According to Nguyen The Lu, SAM's general director, the biggest challenge for funds when raising capital is that they have to persuade investors that they will make more effective investments than ETFs. While ETFs collect a very cheap fee of by 0.1 percent of fund value each year, closed fund management companies collect 0.2 percent plus 20 percent of profit exceeding the minimum committed profit of 8 percent.
Currently, two ETFs investing in Vietnam are VanEck in the US's New York with a total investment of some $70 million and Deutsche Bank in Singapore with a total investment of some $20 million. These ETFs are attracting foreign investors' interest thanks to attractive profit ratio when making investments according to the VN Index and collecting low fee.

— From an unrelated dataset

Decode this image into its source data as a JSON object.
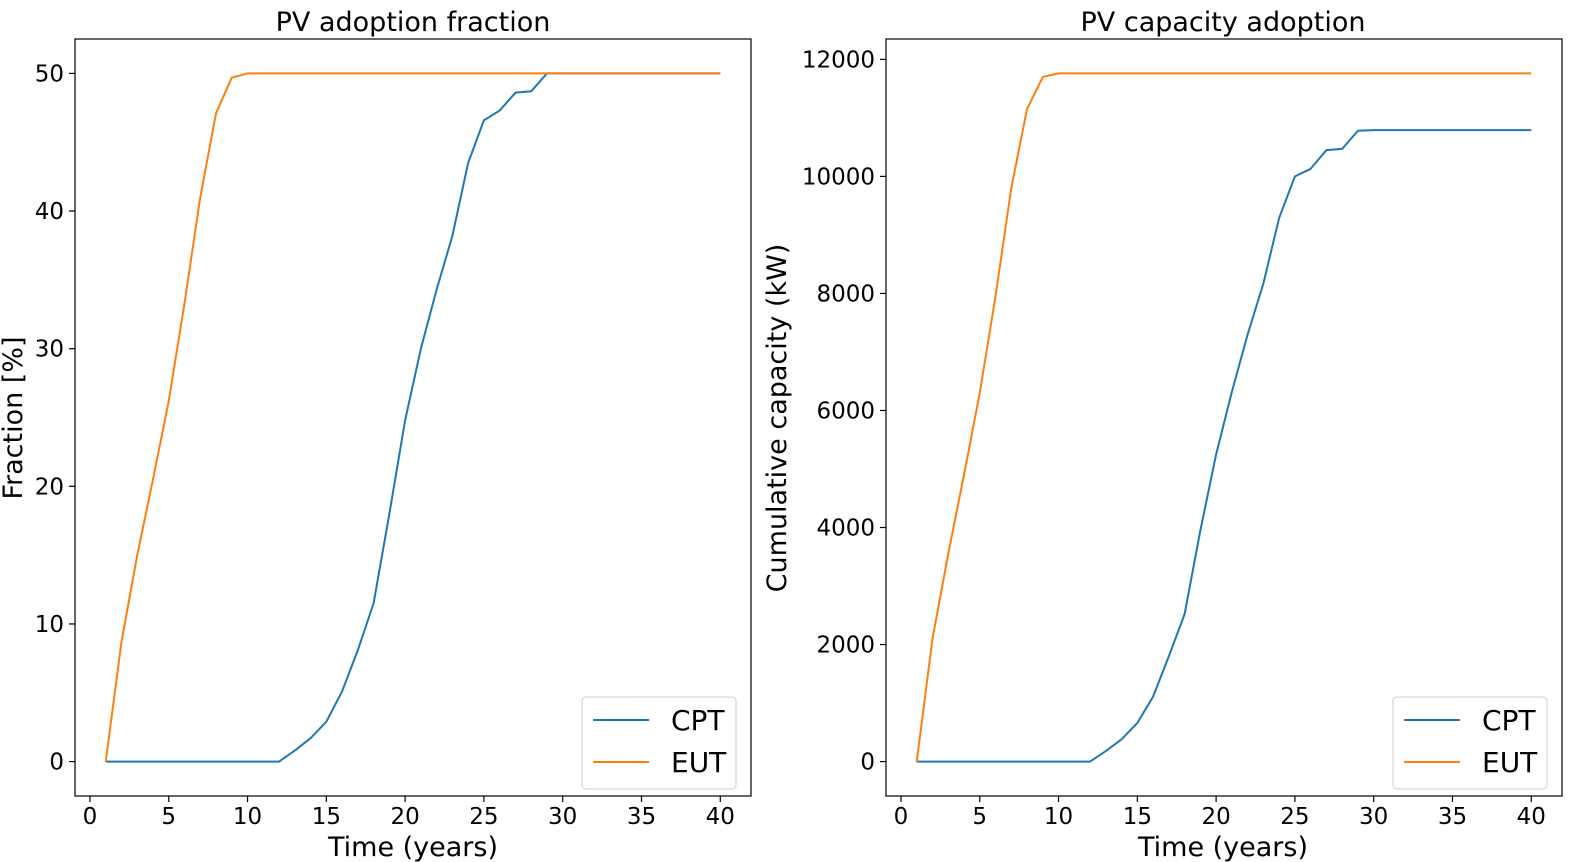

"Domestic funds are able to totally do this because we know clearly about enterprises. Our strategy is to seek realty firms with large land fund and make investments since the price is low to gain high profit when these firms carry out projects. Meanwhile, ETFs can earn a maximum profit of 70 percent when the VN Index increases 50 percent" said Lu.
Although domestic investment funds have more advantages in increasing effectiveness of long term investments than ETFs, according to Dominic, in order to attract more capital sources for new funds, the most important problem as for funds not only in Vietnam but also in the world to overcome is that price of fund certificate is always lower than NAV. Investors always wonder why we have to spend money on new funds while we can buy fund certificates with lower price than NAV of these funds in the market.
At present, funds find their own ideas for their new capital mobilisation plans. In particular, VinaCapital raises more capital to invest in real estate projects, Dragon Capital seeks capital for its energy fund and SAM mobilises capital for smart investment fund.
Lu added, after the Lunar New Year, SAM will have a talk with global investors to mobilise capital.